I’ll cut to the chase. Shadow the Hedgehog is a terrible game. It’s a logistical train wreck, (If you pause to review the missions, but you don’t have any missions yet, you can’t access the “Close Menu” option, freezing your game.) but that’s not the problem.
“Mature and Guns” is a phrase that describes something that intentionally panders to an audience that takes itself more seriously than it deserves to be taken, usually early teenage boys. The term originated with this game because, inexplicably, Shadow the Hedgehog picks up a gun near the beginning. He didn’t have a gun in any of the games he appeared in previously, and he seemed to get along fine without it. To go with his new gun, he also has a boatload of existential crises, and if I understand it correctly, could be maybe a clone, an alien, or a robot, depending on how you finish the game.
Now, understand me, I’m not against existential crises. I think you can get a huge amount of good storytelling mileage out of them, but if your premise is a black emo hedgehog with a gun, who may or may not have been created by this man, the sudden shift into serious territory makes it ridiculous. The term “Mature and Guns” specifically came from imagining the conversation in the Sega board room:
“Okay. With this new Sonic game, we’re looking to try to tap into a much more mature audience. Teenagers love video games.”
“Alright, let’s go down the list. We’ve got darker atmosphere, check, intolerably long cutscenes, check.”
“Oh! Oh! All them kids loved that Final Fantasy 7 business, why don’t we do it like that?”
“Existential Crises, check.”
“I know! All the kids love GTA too, right? Let’s give him a gun! Nothing says ‘adult’ like guns!”
“Great! Alright, I’m beat, let’s get lunch.”
To reiterate: Mature and Guns describes a game which is intentionally pandering to an audience that takes itself more seriously than it deserves to be taken.
The fact that this term also perfectly describes Final Fantasy 8, which introduced the gunblade is purely incidental.
5 comments:
There was a great VG Cats comic that also sums up Shadow the Hedgehog:
http://www.vgcats.com/comics/?strip_id=140
But yes, "mature and guns" is quite a useful phrase. I had never heard about that game-freezing glitch, though. That's just terrible.
Thank you SO much for writing this. A number of people lately have asked me my personal opinion of Age of Conan, and I have invariably wanted to reply that I think it's "mature and guns", but I can never explain it confidently to the person I'm talking to. I'm just going to start linking people to this blog.
Unfortunately, I haven't done enough research on Age of Conan to have an informed opinion, but I suspect that the "Conan the Barbarian" stereotype that emerged from the Robert E. Howard stories has kind of been Mature and Guns from the get-go.

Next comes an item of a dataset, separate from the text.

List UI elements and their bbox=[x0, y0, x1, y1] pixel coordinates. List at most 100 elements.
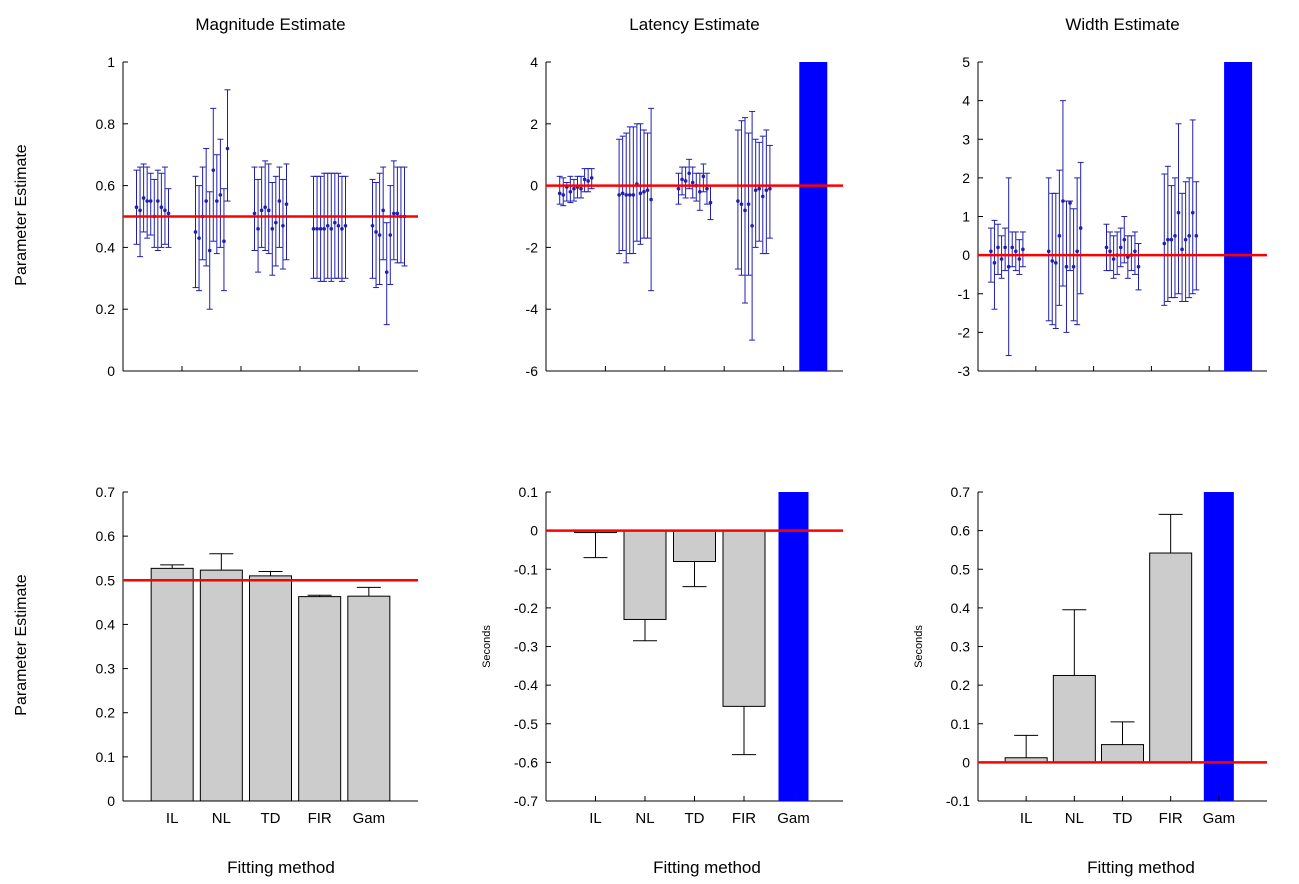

Which, interestingly, is unlike the original stories, which are most definately not.
Mature and swords?
I think the point was that Mature and Guns only applies if the story takes itself seriously in a way that makes the reader want to laugh. Shadow the Hedgehog is Mature and Guns because it's absurd, and they did a bad job of selling the aesthetic premise of "Like Sonic, but black. And with a gun." Prince of Persia: The Warrior Within (http://www.penny-arcade.com/2004/12/3/) is another Mature and Guns example that falls prey to the same mistake, albeit for a different reason.

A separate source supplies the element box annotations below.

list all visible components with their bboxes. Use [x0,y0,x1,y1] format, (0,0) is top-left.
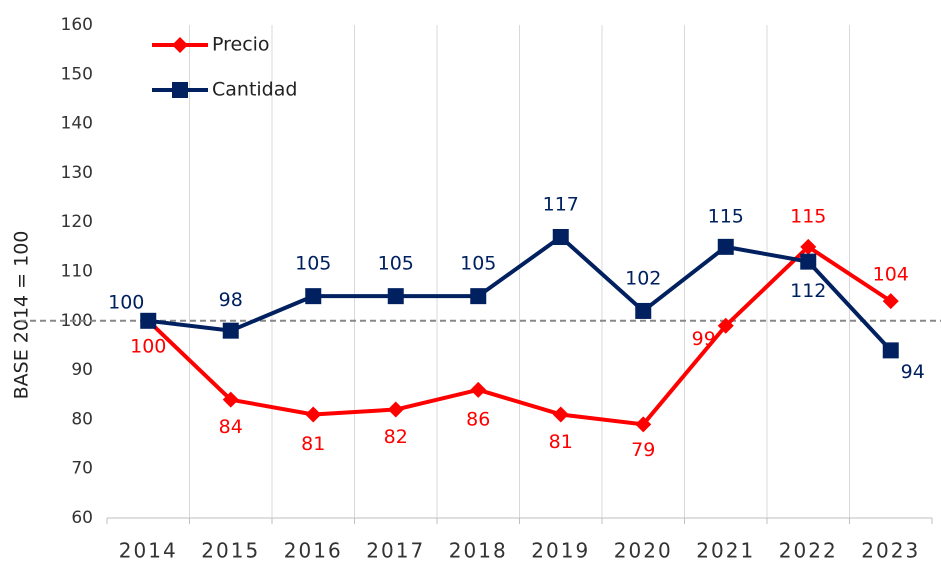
data-label: 86 [466,408,490,430]
y-tick-label: 70 [71,459,93,479]
marker [470,381,487,398]
data-label: 99 [692,328,716,350]
data-label: 112 [790,280,826,302]
marker [387,288,404,305]
marker [470,288,487,305]
data-label: 104 [873,264,909,286]
marker [717,317,734,334]
x-tick-label: 2020 [614,539,673,563]
data-label: 84 [219,416,243,438]
legend-label: Cantidad [212,79,297,101]
y-tick-label: 130 [61,163,93,183]
data-label: 100 [130,335,166,357]
data-label: 105 [460,253,496,275]
marker [882,342,899,359]
y-tick-label: 120 [61,212,93,232]
series-line [148,234,893,352]
marker [717,238,734,255]
y-axis-label: BASE 2014 = 100 [11,231,33,400]
y-tick-label: 80 [71,409,93,429]
data-label: 79 [631,439,655,461]
marker [552,228,569,245]
data-label: 94 [901,361,925,383]
marker [305,288,322,305]
y-tick-label: 100 [61,311,93,331]
x-tick-label: 2014 [119,539,178,563]
x-tick-label: 2017 [366,539,425,563]
data-label: 81 [549,431,573,453]
series-line [146,244,892,427]
x-tick-label: 2018 [449,539,508,563]
x-tick-label: 2016 [284,539,343,563]
x-tick-label: 2023 [861,539,920,563]
marker [305,406,322,423]
marker [882,293,899,310]
y-tick-label: 150 [61,64,93,84]
x-tick-label: 2015 [201,539,260,563]
data-label: 115 [708,205,744,227]
x-tick-label: 2019 [531,539,590,563]
data-label: 117 [543,193,579,215]
marker [635,302,652,319]
marker [800,253,817,270]
x-tick-label: 2022 [779,539,838,563]
data-label: 82 [384,426,408,448]
y-tick-label: 60 [71,508,93,528]
data-label: 105 [295,253,331,275]
legend-label: Precio [212,34,270,56]
marker [222,322,239,339]
marker [222,391,239,408]
y-tick-label: 140 [61,114,93,134]
x-tick-label: 2021 [696,539,755,563]
data-label: 102 [625,267,661,289]
marker [800,238,817,255]
marker [387,401,404,418]
data-label: 100 [108,291,144,313]
data-label: 105 [378,253,414,275]
data-label: 115 [790,205,826,227]
marker [140,312,157,329]
marker [635,416,652,433]
y-tick-label: 160 [61,15,93,35]
marker [172,82,188,98]
y-tick-label: 110 [61,262,93,282]
marker [552,406,569,423]
marker [172,37,188,53]
data-label: 81 [301,433,325,455]
data-label: 98 [219,289,243,311]
y-tick-label: 90 [71,360,93,380]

I think the contrast William's drawing with the original Conan stories is that they aren't Mature and Guns because the reader can take the seriously as story as the story itself does. As long as you don't have that disconnect between consumer and product, I don't think you can be in a Mature and Guns situation. Max Payne, I think, is a good example of a product that could easily have been Mature and Guns, but wasn't, because you were encouraged to laugh at its film noir ridiculousness just enough, and could take Max seriously just enough. Or how about Syndicate? That game could easily have been Mature and Guns too, if it hadn't been so damn funny and known it.